In a parallel way, the modern theory of weak interactions describes particles the W and Z particles interacting with electrons, neutrinos, quarks and other particles.

In many respects, these particles are similar to photons. But they are also strikingly different. The photon probably has no mass at all. From experiments, we know that a photon can be no more massive than a thousand-billion-billion-billionth 10 the mass of an electron, and for theoretical reasons, we believe it has exactly zero mass. The W and Z particles, however, have enormous masses: more than 80 times the mass of a proton, one of the constituents of an atomic nucleus.

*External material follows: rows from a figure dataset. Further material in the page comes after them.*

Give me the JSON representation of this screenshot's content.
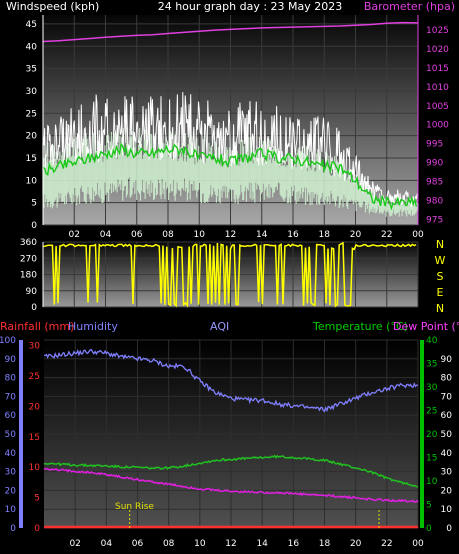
{
  "header": {
    "windspeed_label": "Windspeed (kph)",
    "graph_title": "24 hour graph day : 23 May 2023",
    "barometer_label": "Barometer (hpa)"
  },
  "panel2": {
    "compass": [
      "N",
      "W",
      "S",
      "E",
      "N"
    ]
  },
  "panel3": {
    "rainfall_label": "Rainfall (mm)",
    "humidity_label": "Humidity",
    "aqi_label": "AQI",
    "temperature_label": "Temperature (°C)",
    "dewpoint_label": "Dew Point (°C",
    "sunrise_label": "Sun Rise"
  },
  "colors": {
    "windspeed": "#ffffff",
    "gust_band": "#cfeecf",
    "wind_avg": "#19c819",
    "barometer": "#e040e0",
    "direction": "#ffff00",
    "humidity": "#8080ff",
    "temperature": "#20c020",
    "dewpoint": "#e020e0",
    "rainfall": "#ff3030",
    "aqi_label": "#9898ff",
    "right_axis": "#00c000"
  },
  "chart_data": [
    {
      "type": "line",
      "name": "wind-barometer",
      "x_ticks": [
        "02",
        "04",
        "06",
        "08",
        "10",
        "12",
        "14",
        "16",
        "18",
        "20",
        "22",
        "00"
      ],
      "y_left_ticks": [
        0,
        5,
        10,
        15,
        20,
        25,
        30,
        35,
        40,
        45
      ],
      "ylim_left": [
        0,
        47
      ],
      "y_right_ticks": [
        975,
        980,
        985,
        990,
        995,
        1000,
        1005,
        1010,
        1015,
        1020,
        1025
      ],
      "ylim_right": [
        973.5,
        1029
      ],
      "xlim": [
        0,
        24
      ],
      "series": [
        {
          "role": "barometer",
          "x": [
            0,
            1,
            2,
            3,
            4,
            5,
            6,
            7,
            8,
            9,
            10,
            11,
            12,
            13,
            14,
            15,
            16,
            17,
            18,
            19,
            20,
            21,
            22,
            23,
            24
          ],
          "values": [
            1022.0,
            1022.2,
            1022.5,
            1022.8,
            1023.1,
            1023.4,
            1023.6,
            1023.8,
            1024.1,
            1024.4,
            1024.7,
            1025.0,
            1025.2,
            1025.4,
            1025.6,
            1025.7,
            1025.8,
            1025.9,
            1026.0,
            1026.1,
            1026.3,
            1026.5,
            1026.8,
            1027.0,
            1026.9
          ]
        },
        {
          "role": "gust_max",
          "x": [
            0,
            1,
            2,
            3,
            4,
            5,
            6,
            7,
            8,
            9,
            10,
            11,
            12,
            13,
            14,
            15,
            16,
            17,
            18,
            19,
            20,
            21,
            22,
            23,
            24
          ],
          "values": [
            22,
            24,
            27,
            30,
            29,
            32,
            31,
            30,
            31,
            30,
            29,
            28,
            27,
            28,
            28,
            27,
            26,
            26,
            25,
            22,
            16,
            10,
            8,
            8,
            7
          ]
        },
        {
          "role": "wind_upper",
          "x": [
            0,
            1,
            2,
            3,
            4,
            5,
            6,
            7,
            8,
            9,
            10,
            11,
            12,
            13,
            14,
            15,
            16,
            17,
            18,
            19,
            20,
            21,
            22,
            23,
            24
          ],
          "values": [
            18,
            18,
            19,
            20,
            20,
            21,
            21,
            20,
            21,
            20,
            19,
            19,
            18,
            19,
            19,
            18,
            18,
            17,
            16,
            15,
            12,
            8,
            6,
            6,
            5
          ]
        },
        {
          "role": "wind_avg",
          "x": [
            0,
            1,
            2,
            3,
            4,
            5,
            6,
            7,
            8,
            9,
            10,
            11,
            12,
            13,
            14,
            15,
            16,
            17,
            18,
            19,
            20,
            21,
            22,
            23,
            24
          ],
          "values": [
            12,
            13,
            14,
            15,
            16,
            17,
            16,
            16,
            17,
            17,
            15,
            15,
            14,
            15,
            16,
            15,
            15,
            14,
            13,
            13,
            10,
            6,
            5,
            5,
            5
          ]
        },
        {
          "role": "wind_lower",
          "x": [
            0,
            1,
            2,
            3,
            4,
            5,
            6,
            7,
            8,
            9,
            10,
            11,
            12,
            13,
            14,
            15,
            16,
            17,
            18,
            19,
            20,
            21,
            22,
            23,
            24
          ],
          "values": [
            6,
            6,
            7,
            8,
            8,
            9,
            9,
            9,
            9,
            9,
            8,
            8,
            7,
            8,
            8,
            8,
            8,
            7,
            7,
            6,
            5,
            4,
            3,
            3,
            3
          ]
        }
      ]
    },
    {
      "type": "line",
      "name": "wind-direction",
      "y_ticks": [
        0,
        90,
        180,
        270,
        360
      ],
      "ylim": [
        0,
        360
      ],
      "xlim": [
        0,
        24
      ],
      "series": [
        {
          "role": "direction",
          "x": [
            0,
            1,
            2,
            3,
            4,
            5,
            6,
            7,
            8,
            9,
            10,
            11,
            12,
            13,
            14,
            15,
            16,
            17,
            18,
            19,
            20,
            21,
            22,
            23,
            24
          ],
          "values": [
            340,
            345,
            340,
            345,
            340,
            343,
            342,
            340,
            30,
            330,
            20,
            320,
            15,
            340,
            340,
            345,
            330,
            20,
            330,
            15,
            340,
            340,
            330,
            345,
            340
          ]
        }
      ]
    },
    {
      "type": "line",
      "name": "temperature-humidity-rain",
      "x_ticks": [
        "02",
        "04",
        "06",
        "08",
        "10",
        "12",
        "14",
        "16",
        "18",
        "20",
        "22",
        "00"
      ],
      "y_left_ticks": [
        0,
        10,
        20,
        30,
        40,
        50,
        60,
        70,
        80,
        90,
        100
      ],
      "y_rain_ticks": [
        0,
        5,
        10,
        15,
        20,
        25,
        30
      ],
      "y_right_ticks": [
        0,
        5,
        10,
        15,
        20,
        25,
        30,
        35,
        40
      ],
      "y_far_right_ticks": [
        0,
        10,
        20,
        30,
        40,
        50,
        60,
        70,
        80,
        90
      ],
      "ylim_humidity": [
        0,
        100
      ],
      "ylim_temp": [
        0,
        40
      ],
      "xlim": [
        0,
        24
      ],
      "series": [
        {
          "role": "humidity",
          "x": [
            0,
            1,
            2,
            3,
            4,
            5,
            6,
            7,
            8,
            9,
            10,
            11,
            12,
            13,
            14,
            15,
            16,
            17,
            18,
            19,
            20,
            21,
            22,
            23,
            24
          ],
          "values": [
            91,
            92,
            93,
            94,
            93,
            91,
            90,
            89,
            86,
            86,
            78,
            72,
            69,
            68,
            68,
            66,
            65,
            64,
            63,
            66,
            69,
            72,
            74,
            76,
            76
          ]
        },
        {
          "role": "temperature",
          "x": [
            0,
            1,
            2,
            3,
            4,
            5,
            6,
            7,
            8,
            9,
            10,
            11,
            12,
            13,
            14,
            15,
            16,
            17,
            18,
            19,
            20,
            21,
            22,
            23,
            24
          ],
          "values": [
            13.8,
            13.6,
            13.4,
            13.3,
            13.2,
            13.0,
            12.9,
            12.7,
            12.8,
            13.2,
            13.8,
            14.4,
            14.6,
            14.8,
            15.0,
            15.2,
            15.0,
            14.7,
            14.4,
            13.6,
            12.8,
            11.9,
            10.6,
            9.6,
            8.9
          ]
        },
        {
          "role": "dewpoint",
          "x": [
            0,
            1,
            2,
            3,
            4,
            5,
            6,
            7,
            8,
            9,
            10,
            11,
            12,
            13,
            14,
            15,
            16,
            17,
            18,
            19,
            20,
            21,
            22,
            23,
            24
          ],
          "values": [
            12.5,
            12.3,
            12.1,
            11.8,
            11.4,
            10.8,
            10.3,
            9.8,
            9.3,
            8.8,
            8.3,
            8.0,
            7.8,
            7.7,
            7.6,
            7.5,
            7.3,
            7.1,
            6.9,
            6.7,
            6.4,
            6.1,
            5.9,
            5.8,
            5.7
          ]
        },
        {
          "role": "rainfall",
          "x": [
            0,
            24
          ],
          "values": [
            0,
            0
          ]
        }
      ]
    }
  ]
}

It is currently the only place scientists can create and study Higgs bosons. They also play leadership roles in many aspects of each experiment. This Machine will breakdown time into sections and help us split the Atom under some control. We would control a piece of time and space. Responsible accounts of the Higgs should therefore always reference the name Phillip Anderson and maybe even include something about the Nambu-Goldstone bosons also from condensed matter physics that are part of the Higgs mechanism.

Can dark matter be shaped,bent, or influenced in any way by magnetic fields like potters clay. I wonder if dark matter can be shaped by magnetic field? The two forces can be described within the same theory, which forms the basis of the Standard Model. The basic equations of the unified theory correctly describe the electroweak force and its associated force-carrying particles, namely the photon, and the W and Z bosons, except for a major glitch.

All of these particles emerge without a mass. While this is true for the photon, we know that the W and Z have mass, nearly times that of a proton.

Just after the big bang , the Higgs field was zero, but as the universe cooled and the temperature fell below a critical value, the field grew spontaneously so that any particle interacting with it acquired a mass. The more a particle interacts with this field, the heavier it is.

Particles like the photon that do not interact with it are left with no mass at all. Like all fundamental fields, the Higgs field has an associated particle — the Higgs boson.